Von Ryan’s Express (1965)
A Sinatra film that everyone should know about and one that’s a bit different to the others he was famous for. A war film in every sense the film is set in WWII and sees a group of allied soldiers try to escape by hijacking a train. Sinatra plays Joseph Ryan who is a US Air Corps pilot and gets taken to a concentration camp after being shot down. Here the film unfolds into a thrilling story of bravery and courage. Sinatra gives one of his best performances in this role. If you’ve read the book you’ll notice a few differences but I think you’ll agree they work perfectly in the film.
Robin and the 7 Hoods (1964)
A true Rat Pack film, maybe not as famous as Ocean’s Eleven but this is still everything that made the Rat Pack films fun and enjoyable to watch. Sinatra truly made this film brilliant with a glittering cast and some memorable songs all done to the storyline of Robin Hood. Sinatra obviously has the leading role of Robbo and sees that fun, adventure and true spirit takes place in the ranks of Dean Martin, Sammy Davis Jr., Bing Crosby and Peter Falk. It’s fun to watch while still teaching the meaning of Robin Hood.
From Here to Eternity (1953)
This film basically relaunched Sinatra’s film career and was nominated for and won many awards. It’s based on the book by James Jones and makes for the perfect movie.
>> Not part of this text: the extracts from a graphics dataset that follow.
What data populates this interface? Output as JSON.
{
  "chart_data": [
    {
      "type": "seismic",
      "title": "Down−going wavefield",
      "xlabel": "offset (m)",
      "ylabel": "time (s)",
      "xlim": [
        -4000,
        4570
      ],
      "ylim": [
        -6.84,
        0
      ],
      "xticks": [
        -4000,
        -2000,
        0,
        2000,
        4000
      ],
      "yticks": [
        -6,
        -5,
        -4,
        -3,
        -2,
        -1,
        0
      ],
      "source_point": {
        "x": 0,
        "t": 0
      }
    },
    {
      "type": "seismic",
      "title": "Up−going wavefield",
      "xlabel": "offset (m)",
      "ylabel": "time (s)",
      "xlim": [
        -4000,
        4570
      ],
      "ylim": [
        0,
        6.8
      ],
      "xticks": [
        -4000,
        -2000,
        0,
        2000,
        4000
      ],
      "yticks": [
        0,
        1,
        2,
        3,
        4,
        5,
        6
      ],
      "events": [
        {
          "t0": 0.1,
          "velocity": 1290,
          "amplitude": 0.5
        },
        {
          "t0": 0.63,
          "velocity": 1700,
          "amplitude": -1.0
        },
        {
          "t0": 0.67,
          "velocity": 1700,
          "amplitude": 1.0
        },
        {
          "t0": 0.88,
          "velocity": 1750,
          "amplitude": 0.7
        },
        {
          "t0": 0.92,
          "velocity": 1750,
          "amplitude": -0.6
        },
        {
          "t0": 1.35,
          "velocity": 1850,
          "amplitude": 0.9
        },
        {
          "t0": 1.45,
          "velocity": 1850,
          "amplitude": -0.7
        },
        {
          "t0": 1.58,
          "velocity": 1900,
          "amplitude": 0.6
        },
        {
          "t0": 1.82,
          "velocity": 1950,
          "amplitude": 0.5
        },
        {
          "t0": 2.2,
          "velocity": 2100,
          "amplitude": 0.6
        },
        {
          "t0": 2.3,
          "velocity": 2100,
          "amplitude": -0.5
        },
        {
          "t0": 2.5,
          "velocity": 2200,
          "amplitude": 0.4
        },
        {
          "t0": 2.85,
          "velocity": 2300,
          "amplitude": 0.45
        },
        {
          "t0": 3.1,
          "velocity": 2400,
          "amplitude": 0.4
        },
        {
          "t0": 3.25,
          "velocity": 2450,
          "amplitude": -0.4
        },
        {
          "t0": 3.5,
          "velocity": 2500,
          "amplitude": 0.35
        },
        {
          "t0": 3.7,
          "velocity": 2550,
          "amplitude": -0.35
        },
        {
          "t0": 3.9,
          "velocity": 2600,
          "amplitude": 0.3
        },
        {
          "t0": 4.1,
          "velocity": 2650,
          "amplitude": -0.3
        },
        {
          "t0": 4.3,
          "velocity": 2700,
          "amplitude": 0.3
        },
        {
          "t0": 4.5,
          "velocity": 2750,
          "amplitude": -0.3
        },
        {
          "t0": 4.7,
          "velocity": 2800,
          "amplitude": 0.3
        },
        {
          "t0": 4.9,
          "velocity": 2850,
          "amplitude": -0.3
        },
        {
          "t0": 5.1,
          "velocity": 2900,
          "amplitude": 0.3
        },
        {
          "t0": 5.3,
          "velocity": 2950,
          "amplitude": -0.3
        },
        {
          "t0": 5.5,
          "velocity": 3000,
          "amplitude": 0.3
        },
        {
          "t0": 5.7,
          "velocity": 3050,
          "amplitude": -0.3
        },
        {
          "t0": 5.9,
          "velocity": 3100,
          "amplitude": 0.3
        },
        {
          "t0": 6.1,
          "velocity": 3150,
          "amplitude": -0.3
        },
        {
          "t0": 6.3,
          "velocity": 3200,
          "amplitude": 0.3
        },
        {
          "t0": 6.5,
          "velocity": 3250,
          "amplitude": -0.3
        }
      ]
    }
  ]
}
Sinatra, Montgomery Clift and Burt Lancaster play three US Army soldiers stationed in Hawaii months before Pearl Harbour. They each have their different problems and we learn a great deal about them throughout the film, as well as the jobs they do. Maggio (Sinatra) is a fun character and yet suffers terribly throughout the film. Sinatra, rightly so, won Best Supporting actor at the Oscars for his role.
Guys and Dolls (1955)
Where to start with the film. It’s based on the Broadway musical but there are some differences most noticeably with there been extra songs written for the film. Sinatra plays gambler Nathan Detroit who’s finding it difficult to find somewhere to hold an illegal crap game because of the police. Then comes in Marlon Brando’s Sky Masterson and they bet on taking a girl out to dinner. Detroit also has to deal with his fiancé of 14 years wanting to tie the knot. The film is very upbeat and has some great romance to it. Sinatra fits the role of Detroit extremely well as if the part was made for him. If you’ve never seen it you’re missing one of the greatest musicals ever.
Frank Sinatra made films his own and brought so much emotion and drama to both the big and tv screen it’s a wonder his films aren’t more famous. He’ll always be remembered for his stunning vocals, even in films, but remember the guy won Academy Awards so he definitely did something right somewhere.